Einer der beliebtesten Motoren im neuen Mercedes GLC wird erwartungsgemäß der Zweiliter Vierzylinder-Benziner sein. Er leistet jetzt 258 PS, 13 PS mehr als beim Vorgänger der alten Motorengeneration M 274. Die neuen Benziner heißen M 264. Der 300-er gibt seine Kraft an eine fast perfekte Neunstufenautomatik und an den bei Mercedes "4Matic" genannten Allradantrieb weiter. Der Zweiliter entwickelt 370 Newtonmeter bereits bei 1850 Umdrehungen pro Minute. Das ist nahezu Dieselniveau, und das bei guter Laufruhe. Ohnehin werden jetzt auch bei Mercedes die immer besser werdenden Benziner die in Verruf geratenen Diesel verdrängen. Für viele Alltagsaufgaben ist der Benziner mittlerweile die bessere Wahl, zumal die Verbrauchsunterschiede weiter schrumpfen. Jahrzehnte lang stand Mercedes mit guten Dieselmotoren und eher mittelmäßigen ruppigen Benzinern für den Dieselhersteller schlechthin. Aktuell sieht es so aus, als ob das Blatt sich wendet.

 

Ein echter Mercedes zum echten Mercedes-Preis

45.970 Euro lautete der Einstiegspreis in die GLC-Welt vor dem Facelift. "Preise auf dem Niveau des Vorgängers" ist nicht ganz korrekt, 2.000 bis 3.000 Euro mehr werden es schon werden, allerdings bei deutlich besserer Ausstattung, wobei sich der Aufpreis dann schon wieder relativiert.

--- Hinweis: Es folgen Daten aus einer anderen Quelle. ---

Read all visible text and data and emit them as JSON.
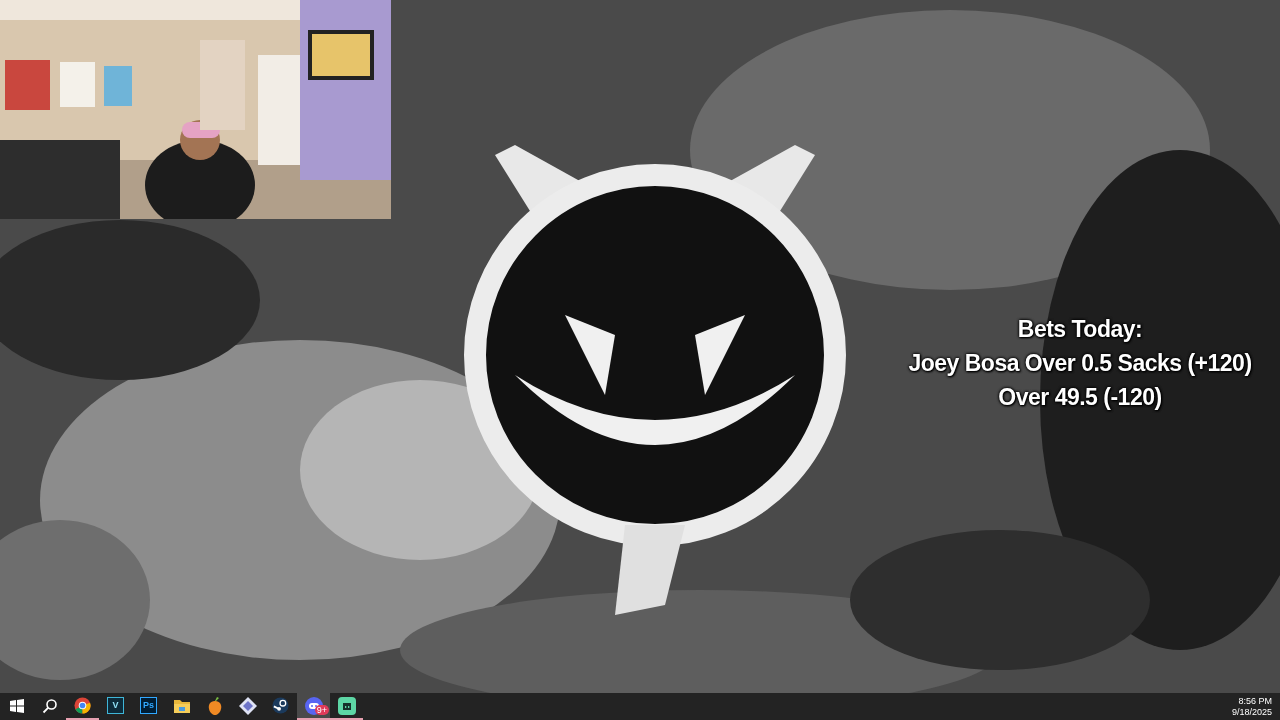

Auch beim neuen Mercedes GLC trifft bekannte Mercedes-Qualität auf unverständliche, fast schon peinliche zweijährige Werksgarantie. Die Konkurrenz bietet bis zu fünf Jahre mehr. Ein Ärgernis, das SUV-Interessenten bei Hyundai, Kia, Subaru, ja sogar Range Rover und Jaguar schwach werden lässt. Doch die Garantiekönige sind auch nicht mehr wirklich preisgünstig. Ein mit dem GLC annähernd vergleichbarer Kia Sorento erkauft sich seine sieben Jahre Garantie mit mindestens 40.000 Euro. Ein deutlich kleinerer Range Rover in der 250 PS starken GLC-Klasse verschlingt ebenfalls an die 48.000 Euro.